So Starmer is out. I'm afraid I'm not at all sorry to see him go - I've long been of the view that he didn't so much win the last election as the Tories very much lost it (in every sense of the word), and he's been deeply unimpressive since.
And it very much looks like Burnham will be the next guy - having been gifted a very safe seat in the recent by-election he's now eligible to become Labour leader, and he has the great virtue of being untainted with the shambles that has gone before. It's a chance for Labour to make a clean break, reinvent itself, and hopefully change direction enough to fend off the threat of Reform.
Except...
I find myself deeply troubled by the democratic legitimacy of this one. At the General Election we were presented with a Labour party led by Kier Starmer and presenting themselves under a specific manifesto. Switching to Burnham and making a clean break means ditching both of those things. Would people have voted as they did under those circumstances? Would they vote that way now?
And this switch is even more outrageous than even the 'normal' changes in Prime Minister that we've had in the last decade - at least then the replacement leader was someone who had been elected at the same time and under the same manifesto as the outgoing leader, so there was at least some sense of continuity. Burnham doesn't have that - indeed, that's the very key to his relative popularity.
Our constitution doesn't require a change of PM to be followed by a General Election. In practice, however, such changes generally have been followed by one in short order: May was crazy enough to call one after Cameron left, Boris called one after he took over from May, and Rishi only had 20 months left in the parliamentary term before he had to call one. (Truss wasn't in office long enough for it to matter.)
And there are usually fairly good reasons to call one: there's always a "new manager bounce" that comes from having someone new at the helm. Gordon Brown made a critical mistake in refusing to call a General Election when he became leader.
But a General Election now can only mean bad things for Labour - at the very least, they'll lose a lot of seats (because the current Commons arithmetic is a quirk of the system, unlikely to be repeated), and may very well usher in the Reform government of our nightmares.

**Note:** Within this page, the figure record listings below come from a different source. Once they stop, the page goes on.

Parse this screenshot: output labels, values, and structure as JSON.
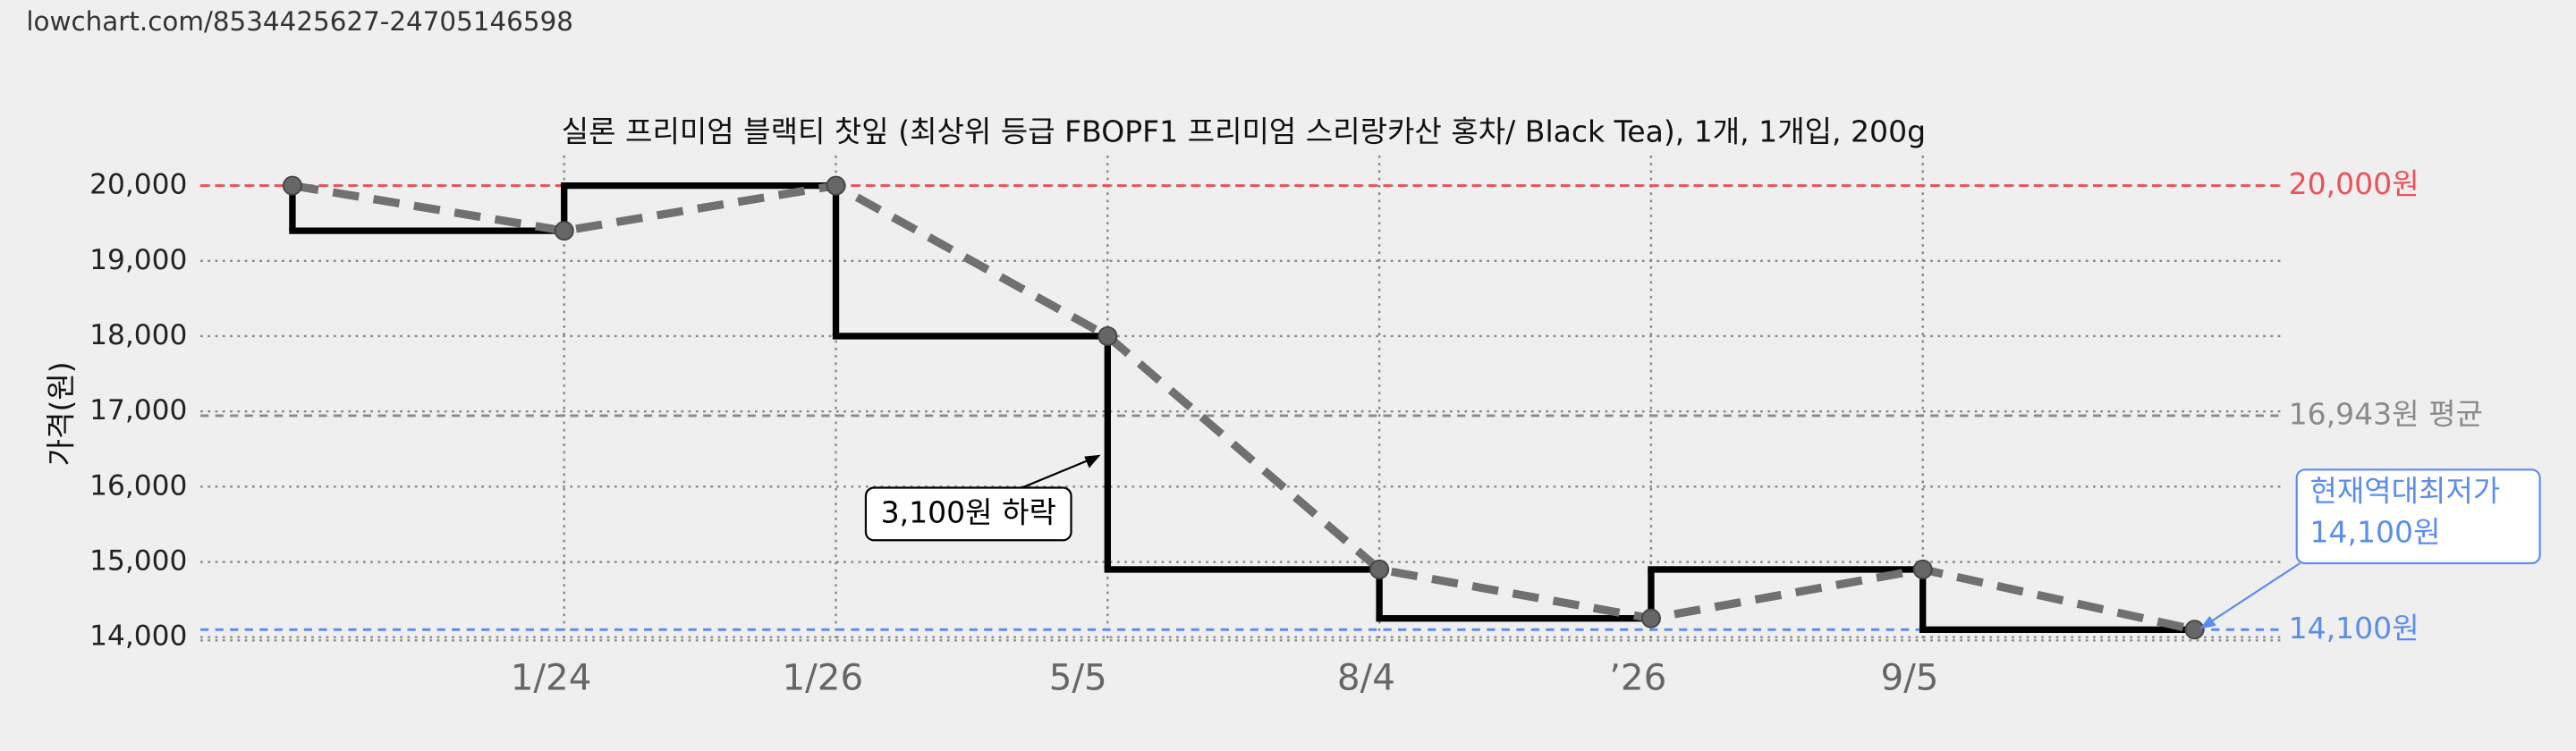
{
  "header": {
    "url": "lowchart.com/8534425627-24705146598"
  },
  "chart_data": {
    "type": "line",
    "title": "실론 프리미엄 블랙티 찻잎 (최상위 등급 FBOPF1 프리미엄 스리랑카산 홍차/ Black Tea), 1개, 1개입, 200g",
    "y_label": "가격(원)",
    "categories": [
      null,
      "1/24",
      "1/26",
      "5/5",
      "8/4",
      "’26",
      "9/5",
      null
    ],
    "series": [
      {
        "color": "#000000",
        "step_color": "#000000",
        "dash_color": "#707070",
        "values": [
          20000,
          19400,
          20000,
          18000,
          14900,
          14250,
          14900,
          14100
        ]
      }
    ],
    "ylim": [
      13900,
      20400
    ],
    "yticks": [
      {
        "value": 14000,
        "label": "14,000"
      },
      {
        "value": 15000,
        "label": "15,000"
      },
      {
        "value": 16000,
        "label": "16,000"
      },
      {
        "value": 17000,
        "label": "17,000"
      },
      {
        "value": 18000,
        "label": "18,000"
      },
      {
        "value": 19000,
        "label": "19,000"
      },
      {
        "value": 20000,
        "label": "20,000"
      }
    ],
    "grid": true,
    "reference_lines": [
      {
        "value": 20000,
        "label": "20,000원",
        "color": "#ee4f5a"
      },
      {
        "value": 16943,
        "label": "16,943원 평균",
        "color": "#8a8a8a"
      },
      {
        "value": 14100,
        "label": "14,100원",
        "color": "#5b8def"
      }
    ],
    "annotations": [
      {
        "text": "3,100원 하락",
        "color": "#000000"
      },
      {
        "lines": [
          "현재역대최저가",
          "14,100원"
        ],
        "color": "#5b8def"
      }
    ]
  }
}
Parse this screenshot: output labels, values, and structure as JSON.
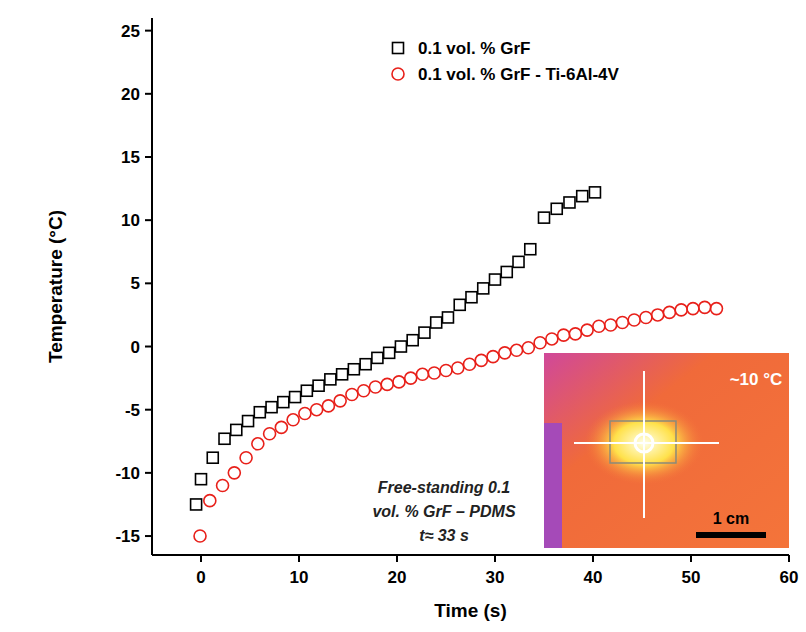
{
  "chart_data": {
    "type": "scatter",
    "x_label": "Time (s)",
    "y_label": "Temperature (°C)",
    "xlim": [
      -5,
      60
    ],
    "xticks": [
      0,
      10,
      20,
      30,
      40,
      50,
      60
    ],
    "ylim": [
      -16.5,
      26
    ],
    "yticks": [
      -15,
      -10,
      -5,
      0,
      5,
      10,
      15,
      20,
      25
    ],
    "grid": false,
    "legend": "top-right",
    "series": [
      {
        "name": "0.1 vol. % GrF",
        "color": "#000000",
        "marker": "square",
        "x": [
          -0.5,
          0,
          1.2,
          2.4,
          3.6,
          4.8,
          6.0,
          7.2,
          8.4,
          9.6,
          10.8,
          12.0,
          13.2,
          14.4,
          15.6,
          16.8,
          18.0,
          19.2,
          20.4,
          21.6,
          22.8,
          24.0,
          25.2,
          26.4,
          27.6,
          28.8,
          30.0,
          31.2,
          32.4,
          33.6,
          35.0,
          36.3,
          37.6,
          38.9,
          40.2
        ],
        "values": [
          -12.5,
          -10.5,
          -8.8,
          -7.3,
          -6.6,
          -5.9,
          -5.2,
          -4.8,
          -4.4,
          -4.0,
          -3.5,
          -3.1,
          -2.6,
          -2.2,
          -1.8,
          -1.4,
          -0.9,
          -0.5,
          0.0,
          0.5,
          1.1,
          1.9,
          2.3,
          3.3,
          3.9,
          4.6,
          5.3,
          5.9,
          6.7,
          7.7,
          10.2,
          10.9,
          11.4,
          11.9,
          12.2
        ]
      },
      {
        "name": "0.1 vol. % GrF - Ti-6Al-4V",
        "color": "#e8201a",
        "marker": "circle",
        "x": [
          -0.1,
          0.9,
          2.2,
          3.4,
          4.6,
          5.8,
          7.0,
          8.2,
          9.4,
          10.6,
          11.8,
          13.0,
          14.2,
          15.4,
          16.6,
          17.8,
          19.0,
          20.2,
          21.4,
          22.6,
          23.8,
          25.0,
          26.2,
          27.4,
          28.6,
          29.8,
          31.0,
          32.2,
          33.4,
          34.6,
          35.8,
          37.0,
          38.2,
          39.4,
          40.6,
          41.8,
          43.0,
          44.2,
          45.4,
          46.6,
          47.8,
          49.0,
          50.2,
          51.4,
          52.6
        ],
        "values": [
          -15.0,
          -12.2,
          -11.0,
          -10.0,
          -8.8,
          -7.7,
          -6.9,
          -6.4,
          -5.8,
          -5.3,
          -5.0,
          -4.7,
          -4.3,
          -3.8,
          -3.5,
          -3.2,
          -3.0,
          -2.8,
          -2.5,
          -2.2,
          -2.1,
          -1.9,
          -1.7,
          -1.4,
          -1.1,
          -0.8,
          -0.5,
          -0.3,
          -0.1,
          0.3,
          0.6,
          0.9,
          1.0,
          1.3,
          1.6,
          1.7,
          1.9,
          2.1,
          2.3,
          2.5,
          2.7,
          2.9,
          3.0,
          3.1,
          3.0
        ]
      }
    ],
    "annotations": {
      "caption": [
        "Free-standing 0.1",
        "vol. % GrF – PDMS",
        "t≈ 33 s"
      ],
      "temperature": "~10 °C",
      "scale_bar": "1 cm"
    }
  }
}
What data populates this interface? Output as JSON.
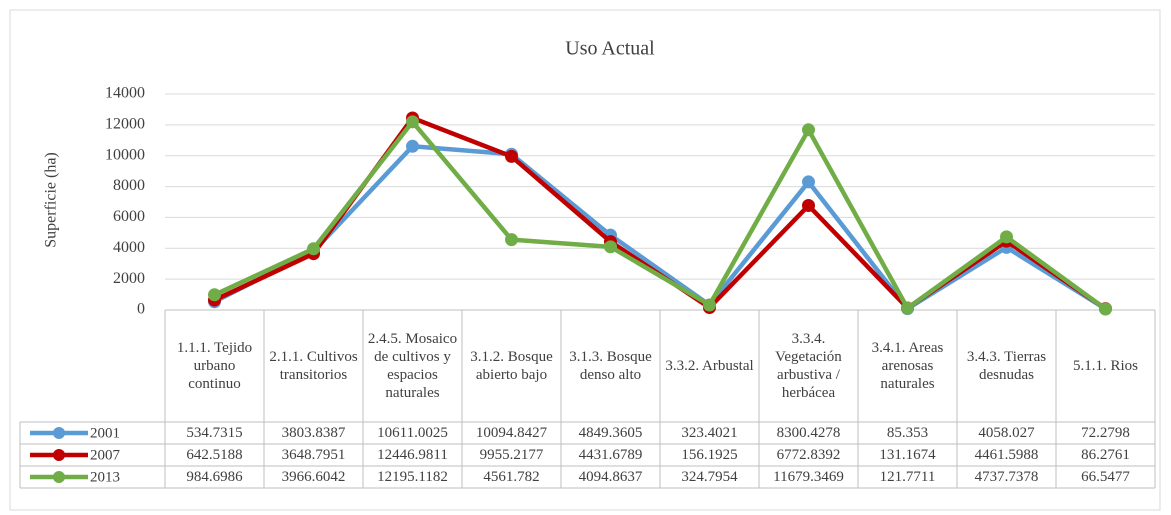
{
  "chart_data": {
    "type": "line",
    "title": "Uso Actual",
    "y_label": "Superficie (ha)",
    "categories": [
      "1.1.1. Tejido urbano continuo",
      "2.1.1. Cultivos transitorios",
      "2.4.5. Mosaico de cultivos y espacios naturales",
      "3.1.2. Bosque abierto bajo",
      "3.1.3. Bosque denso alto",
      "3.3.2. Arbustal",
      "3.3.4. Vegetación arbustiva / herbácea",
      "3.4.1. Areas arenosas naturales",
      "3.4.3. Tierras desnudas",
      "5.1.1. Rios"
    ],
    "series": [
      {
        "name": "2001",
        "color": "#5b9bd5",
        "values": [
          534.7315,
          3803.8387,
          10611.0025,
          10094.8427,
          4849.3605,
          323.4021,
          8300.4278,
          85.353,
          4058.027,
          72.2798
        ]
      },
      {
        "name": "2007",
        "color": "#c00000",
        "values": [
          642.5188,
          3648.7951,
          12446.9811,
          9955.2177,
          4431.6789,
          156.1925,
          6772.8392,
          131.1674,
          4461.5988,
          86.2761
        ]
      },
      {
        "name": "2013",
        "color": "#70ad47",
        "values": [
          984.6986,
          3966.6042,
          12195.1182,
          4561.782,
          4094.8637,
          324.7954,
          11679.3469,
          121.7711,
          4737.7378,
          66.5477
        ]
      }
    ],
    "ylim": [
      0,
      14000
    ],
    "yticks": [
      0,
      2000,
      4000,
      6000,
      8000,
      10000,
      12000,
      14000
    ],
    "grid": true,
    "data_table": true
  }
}
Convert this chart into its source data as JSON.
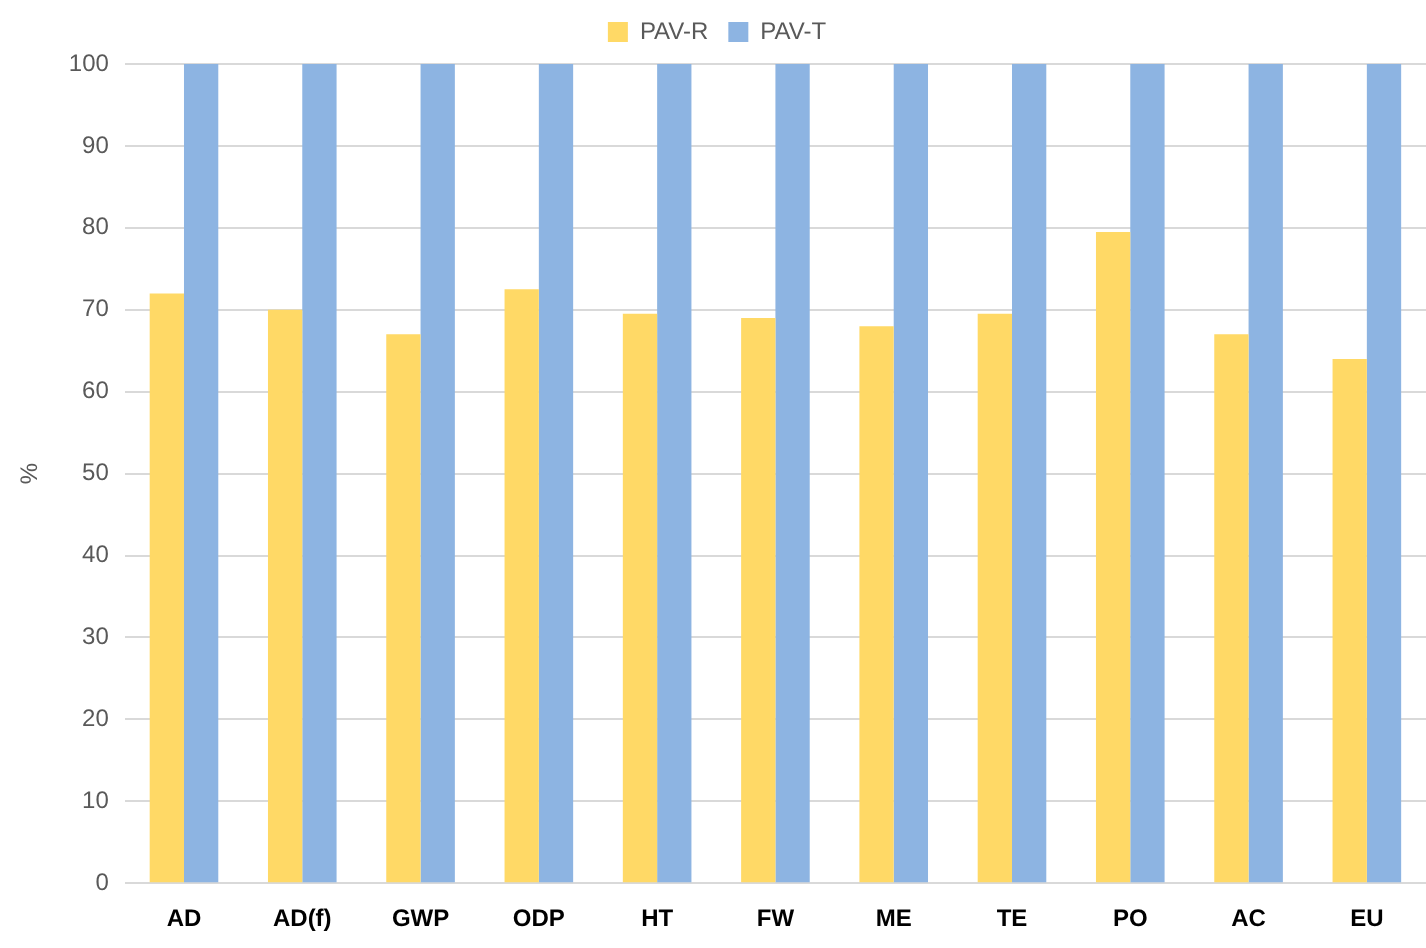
{
  "chart_data": {
    "type": "bar",
    "ylabel": "%",
    "categories": [
      "AD",
      "AD(f)",
      "GWP",
      "ODP",
      "HT",
      "FW",
      "ME",
      "TE",
      "PO",
      "AC",
      "EU"
    ],
    "series": [
      {
        "name": "PAV-R",
        "color": "#ffd966",
        "values": [
          72,
          70,
          67,
          72.5,
          69.5,
          69,
          68,
          69.5,
          79.5,
          67,
          64
        ]
      },
      {
        "name": "PAV-T",
        "color": "#8db4e2",
        "values": [
          100,
          100,
          100,
          100,
          100,
          100,
          100,
          100,
          100,
          100,
          100
        ]
      }
    ],
    "ylim": [
      0,
      100
    ],
    "yticks": [
      0,
      10,
      20,
      30,
      40,
      50,
      60,
      70,
      80,
      90,
      100
    ],
    "grid": "y",
    "legend": "top"
  }
}
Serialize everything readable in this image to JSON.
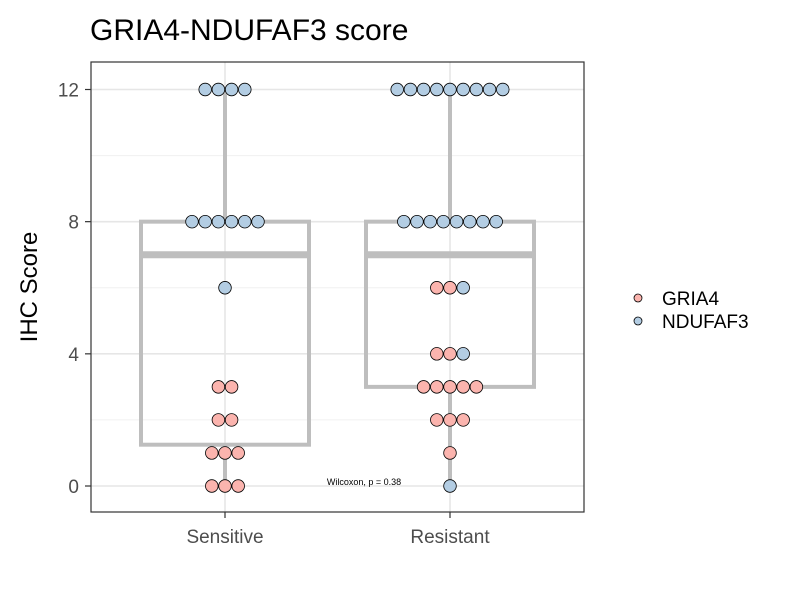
{
  "chart_data": {
    "type": "boxplot-dotplot",
    "title": "GRIA4-NDUFAF3 score",
    "ylabel": "IHC Score",
    "xlabel": "",
    "categories": [
      "Sensitive",
      "Resistant"
    ],
    "ylim": [
      -0.8,
      12.8
    ],
    "yticks": [
      0,
      4,
      8,
      12
    ],
    "grid": true,
    "legend_position": "right",
    "annotation": "Wilcoxon, p = 0.38",
    "box_color": "#bebebe",
    "boxes": [
      {
        "category": "Sensitive",
        "whisker_low": 0,
        "q1": 1.25,
        "median": 7,
        "q3": 8,
        "whisker_high": 12
      },
      {
        "category": "Resistant",
        "whisker_low": 0,
        "q1": 3,
        "median": 7,
        "q3": 8,
        "whisker_high": 12
      }
    ],
    "series": [
      {
        "name": "GRIA4",
        "color": "#fbb4ae",
        "points": {
          "Sensitive": [
            0,
            0,
            0,
            1,
            1,
            1,
            2,
            2,
            3,
            3
          ],
          "Resistant": [
            1,
            2,
            2,
            2,
            3,
            3,
            3,
            3,
            3,
            4,
            4,
            6,
            6
          ]
        }
      },
      {
        "name": "NDUFAF3",
        "color": "#b3cde3",
        "points": {
          "Sensitive": [
            6,
            8,
            8,
            8,
            8,
            8,
            8,
            12,
            12,
            12,
            12
          ],
          "Resistant": [
            0,
            4,
            6,
            8,
            8,
            8,
            8,
            8,
            8,
            8,
            8,
            12,
            12,
            12,
            12,
            12,
            12,
            12,
            12,
            12
          ]
        }
      }
    ]
  }
}
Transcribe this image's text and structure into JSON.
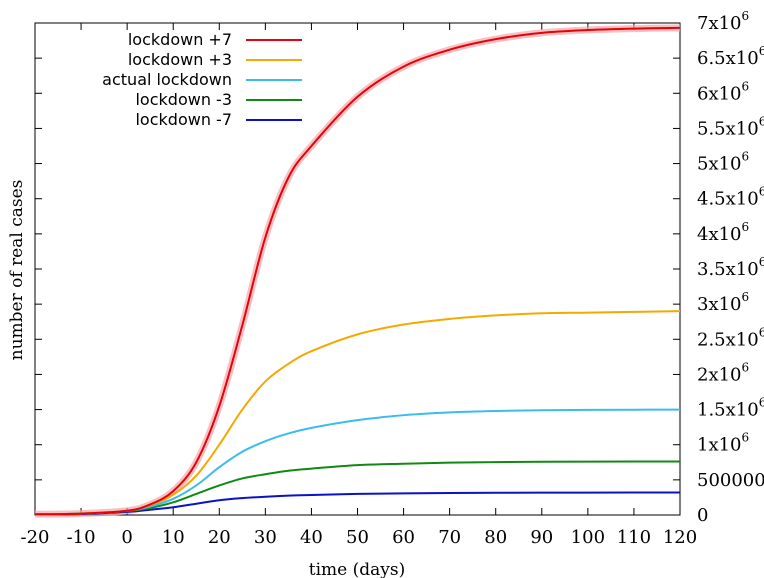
{
  "chart_data": {
    "type": "line",
    "xlabel": "time (days)",
    "ylabel": "number of real cases",
    "xlim": [
      -20,
      120
    ],
    "ylim": [
      0,
      7000000
    ],
    "x_ticks": [
      -20,
      -10,
      0,
      10,
      20,
      30,
      40,
      50,
      60,
      70,
      80,
      90,
      100,
      110,
      120
    ],
    "x_tick_labels": [
      "-20",
      "-10",
      "0",
      "10",
      "20",
      "30",
      "40",
      "50",
      "60",
      "70",
      "80",
      "90",
      "100",
      "110",
      "120"
    ],
    "y_ticks": [
      0,
      500000,
      1000000,
      1500000,
      2000000,
      2500000,
      3000000,
      3500000,
      4000000,
      4500000,
      5000000,
      5500000,
      6000000,
      6500000,
      7000000
    ],
    "y_tick_labels": [
      {
        "base": "0",
        "exp": ""
      },
      {
        "base": "500000",
        "exp": ""
      },
      {
        "base": "1x10",
        "exp": "6"
      },
      {
        "base": "1.5x10",
        "exp": "6"
      },
      {
        "base": "2x10",
        "exp": "6"
      },
      {
        "base": "2.5x10",
        "exp": "6"
      },
      {
        "base": "3x10",
        "exp": "6"
      },
      {
        "base": "3.5x10",
        "exp": "6"
      },
      {
        "base": "4x10",
        "exp": "6"
      },
      {
        "base": "4.5x10",
        "exp": "6"
      },
      {
        "base": "5x10",
        "exp": "6"
      },
      {
        "base": "5.5x10",
        "exp": "6"
      },
      {
        "base": "6x10",
        "exp": "6"
      },
      {
        "base": "6.5x10",
        "exp": "6"
      },
      {
        "base": "7x10",
        "exp": "6"
      }
    ],
    "y_axis_side": "right",
    "grid": false,
    "legend_position": "top-left",
    "x": [
      -20,
      -10,
      0,
      5,
      10,
      15,
      20,
      25,
      30,
      35,
      40,
      50,
      60,
      70,
      80,
      90,
      100,
      110,
      120
    ],
    "series": [
      {
        "name": "lockdown +7",
        "color": "#e8000b",
        "values": [
          10000,
          20000,
          60000,
          150000,
          340000,
          750000,
          1550000,
          2700000,
          3950000,
          4800000,
          5250000,
          5950000,
          6380000,
          6620000,
          6770000,
          6860000,
          6900000,
          6920000,
          6930000
        ]
      },
      {
        "name": "lockdown +3",
        "color": "#f5a800",
        "values": [
          10000,
          20000,
          60000,
          140000,
          290000,
          560000,
          1000000,
          1500000,
          1900000,
          2150000,
          2330000,
          2570000,
          2710000,
          2790000,
          2840000,
          2870000,
          2880000,
          2890000,
          2900000
        ]
      },
      {
        "name": "actual lockdown",
        "color": "#3cbcec",
        "values": [
          10000,
          20000,
          60000,
          120000,
          230000,
          420000,
          680000,
          900000,
          1050000,
          1160000,
          1240000,
          1350000,
          1420000,
          1460000,
          1480000,
          1490000,
          1495000,
          1498000,
          1500000
        ]
      },
      {
        "name": "lockdown -3",
        "color": "#0f8a12",
        "values": [
          10000,
          20000,
          55000,
          100000,
          180000,
          300000,
          420000,
          520000,
          580000,
          630000,
          660000,
          710000,
          730000,
          745000,
          752000,
          757000,
          760000,
          761000,
          762000
        ]
      },
      {
        "name": "lockdown -7",
        "color": "#0a12c8",
        "values": [
          8000,
          15000,
          45000,
          75000,
          110000,
          160000,
          210000,
          240000,
          260000,
          275000,
          285000,
          300000,
          308000,
          313000,
          316000,
          318000,
          319000,
          320000,
          320000
        ]
      }
    ]
  }
}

So he's got an unenviable decision to make: call an Election and suffer for it, or refuse and be dogged by attacks that he's even more lacking in democratic mandate that is usual for replacement PMs. Not a good position.
Ultimately, I think it comes down to this: can the Labour government get the economy working again in the next 3 years? We're in a fairly horrible position where for an awful lot of people things have yet to really recover even from the crisis in 2008, with food inflation, in particular, causing real problems. Meanwhile, wage stagnation has meant that for most work just doesn't pay enough to be worthwhile - the gap between benefits and minimum wage, and between each step on the ladder to the next, just isn't enough for the additional effort needed to climb it.
If that can be addressed, Labour have a decent chance in the next election and should hold off. If not, it's likely they'll see a modest improvement in the polls now and then a continued slide, so their best bet of a win, any win, is basically now.
Either way, I don't actually see any chance of there being a General Election any time soon. But if it really is the King in the North, I'm afraid that in this instance I think there really should be.